C'est toujours avec le même plaisir que j'écris et partage avec vous, les chroniques de Thérèse Vous pouvez retrouver la dernière sur le site de la Dépêche, dans les pages du dimanche de Béatrice Bordonada.
Venise a son carnaval, Mauléon-Barousse aussi ! Dans notre vallée, cette divertissante journée est sur toutes les lèvres, notamment sur celles des benjamins. Le froid de l’hiver n’a pas entièrement disparu, pourtant les adultes sont rassurés, conscients que leurs enfants seront rapidement réchauffés par l’enthousiasme et l’agitation de leur jeune âge.
Le temps d’un refrain, chacun portera sur ses épaules le costume qui le transformera en quelqu’un d’autre. Confectionné avec soin, emprunté dans une armoire, chiné dans le grenier ou pour les plus chanceux, acheté dans un beau magasin, chacun s’inspirera de son environnement familier ou de son monde imaginaire pour enfiler son déguisement fétiche.
Chez ma grand-mère, les tableaux accrochés sur les murs, représentant les Glaneuses et l’Angelus de Millet, créent une évidence dans mon esprit. Vêtue de mon accoutrement, je rejoins mes camarades. Qui est qui ? Je lève des yeux admiratifs sur un marin épris de voyage, un berger sans son troupeau, une mariée remplie d’espoir, un sympathique vagabond, une jolie majorette, un puissant Goldorak, un habile Spiderman, une demoiselle coquette, un amusant petit clown… Nous voici prêts pour défiler, sous les regards conciliants des doyennes du village, Adrienne et Adèle.

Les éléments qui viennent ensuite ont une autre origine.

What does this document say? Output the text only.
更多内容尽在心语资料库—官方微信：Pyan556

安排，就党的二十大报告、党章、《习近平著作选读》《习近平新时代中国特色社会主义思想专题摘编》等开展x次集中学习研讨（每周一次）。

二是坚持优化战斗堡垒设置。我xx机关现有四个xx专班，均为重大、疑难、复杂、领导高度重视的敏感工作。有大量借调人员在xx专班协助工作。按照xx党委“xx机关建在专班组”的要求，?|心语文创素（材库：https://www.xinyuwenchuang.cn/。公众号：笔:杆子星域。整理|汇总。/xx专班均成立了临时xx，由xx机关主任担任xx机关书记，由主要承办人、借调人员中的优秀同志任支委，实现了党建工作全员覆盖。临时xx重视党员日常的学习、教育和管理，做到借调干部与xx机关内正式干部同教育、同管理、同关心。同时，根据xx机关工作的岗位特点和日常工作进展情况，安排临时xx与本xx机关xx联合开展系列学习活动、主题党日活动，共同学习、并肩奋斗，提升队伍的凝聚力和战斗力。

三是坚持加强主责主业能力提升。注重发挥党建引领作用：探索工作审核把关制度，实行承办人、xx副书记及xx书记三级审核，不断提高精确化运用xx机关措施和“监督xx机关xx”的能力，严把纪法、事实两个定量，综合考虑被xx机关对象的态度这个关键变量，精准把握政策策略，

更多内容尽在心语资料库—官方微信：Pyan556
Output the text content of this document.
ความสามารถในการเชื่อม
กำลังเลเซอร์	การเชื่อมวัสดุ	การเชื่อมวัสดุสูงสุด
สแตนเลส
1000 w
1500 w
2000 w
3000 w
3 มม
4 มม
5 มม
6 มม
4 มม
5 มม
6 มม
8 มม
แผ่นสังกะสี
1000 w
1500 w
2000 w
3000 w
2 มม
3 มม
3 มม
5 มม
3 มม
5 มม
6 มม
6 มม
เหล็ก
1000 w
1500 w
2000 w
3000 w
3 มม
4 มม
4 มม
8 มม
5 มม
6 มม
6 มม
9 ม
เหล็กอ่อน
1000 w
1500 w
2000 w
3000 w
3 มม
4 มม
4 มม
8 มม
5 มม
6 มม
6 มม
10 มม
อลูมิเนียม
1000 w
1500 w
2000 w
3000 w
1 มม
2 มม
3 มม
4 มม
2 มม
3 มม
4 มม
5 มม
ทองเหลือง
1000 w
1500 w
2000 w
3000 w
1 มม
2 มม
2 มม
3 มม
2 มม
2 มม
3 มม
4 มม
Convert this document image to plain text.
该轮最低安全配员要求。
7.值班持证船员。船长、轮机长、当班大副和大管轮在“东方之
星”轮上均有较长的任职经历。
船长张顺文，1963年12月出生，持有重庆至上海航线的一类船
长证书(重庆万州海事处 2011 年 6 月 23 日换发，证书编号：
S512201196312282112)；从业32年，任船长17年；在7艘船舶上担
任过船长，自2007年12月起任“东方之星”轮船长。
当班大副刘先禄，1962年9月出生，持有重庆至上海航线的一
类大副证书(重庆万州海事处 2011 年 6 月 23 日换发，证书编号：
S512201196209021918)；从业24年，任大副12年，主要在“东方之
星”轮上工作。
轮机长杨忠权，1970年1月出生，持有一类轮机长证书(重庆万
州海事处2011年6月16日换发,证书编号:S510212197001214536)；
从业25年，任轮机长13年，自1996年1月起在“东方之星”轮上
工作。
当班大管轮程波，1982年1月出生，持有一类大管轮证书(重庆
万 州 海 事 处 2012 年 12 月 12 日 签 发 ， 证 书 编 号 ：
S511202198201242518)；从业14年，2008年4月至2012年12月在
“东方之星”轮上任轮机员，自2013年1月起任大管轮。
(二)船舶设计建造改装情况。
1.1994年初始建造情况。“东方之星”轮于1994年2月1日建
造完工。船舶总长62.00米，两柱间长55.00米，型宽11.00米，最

En route, mauvaise troupe ! Nous déambulons à travers les quartiers. Du Sourtaou, au Pont de pierre et au Satou, nous grimpons jusqu’en Sartigue, puis revenons sur nos pas, pour marcher tranquillement le long du Pujo. Courage, il reste encore Sahorge et Sascale, mais il ne faudra pas nous en demander davantage, nous oublierons les Pradettes ! Les Mauléonnais nous accueillent chaleureusement en nous offrant des friandises ou des pièces de monnaie qui nous permettront de préparer un bien délicieux goûter. Cette année, il sera englouti chez Xavier, le garde forestier. Dans son uniforme kaki, il nous ouvre sa porte sur un bon feu qui brûle dans sa cheminée, avec le refrain d’une chanson qui résonne jusqu’à nos oreilles : « … et s’appelait, les copains d’abord, les copains d’abord ! » [1]
Xavier s’émerveille de notre candeur. Des miettes de gâteaux s’étalent sur son parquet, mais le désordre n’a pas l’air de l’importuner. À nos côtés, il retrouve l’innocence de ses dix ans. Pour immortaliser ce moment, il nous propose de prendre une photo et lorsque nous sommes serrés les uns contre les autres, sagement cadrés, il appuie sur le bouton de son étrange instrument. Ouistiti !
Ce jour-là, nous apprenons à développer des clichés dans sa chambre noire et nous repartons enchantés, avec le souvenir de nos exploits et de ce moment de bonheur partagé.
Marie-Carmen, Jérôme, Karine, José-Louis, Delphine, Cédric, Bénédicte, Bruno, Laurent… rendez-vous dans dix, vingt, trente ans… sur la place des grands hommes ! la nôtre, celle de Palouman !
[1] Georges Brassens, Les copains d’abord.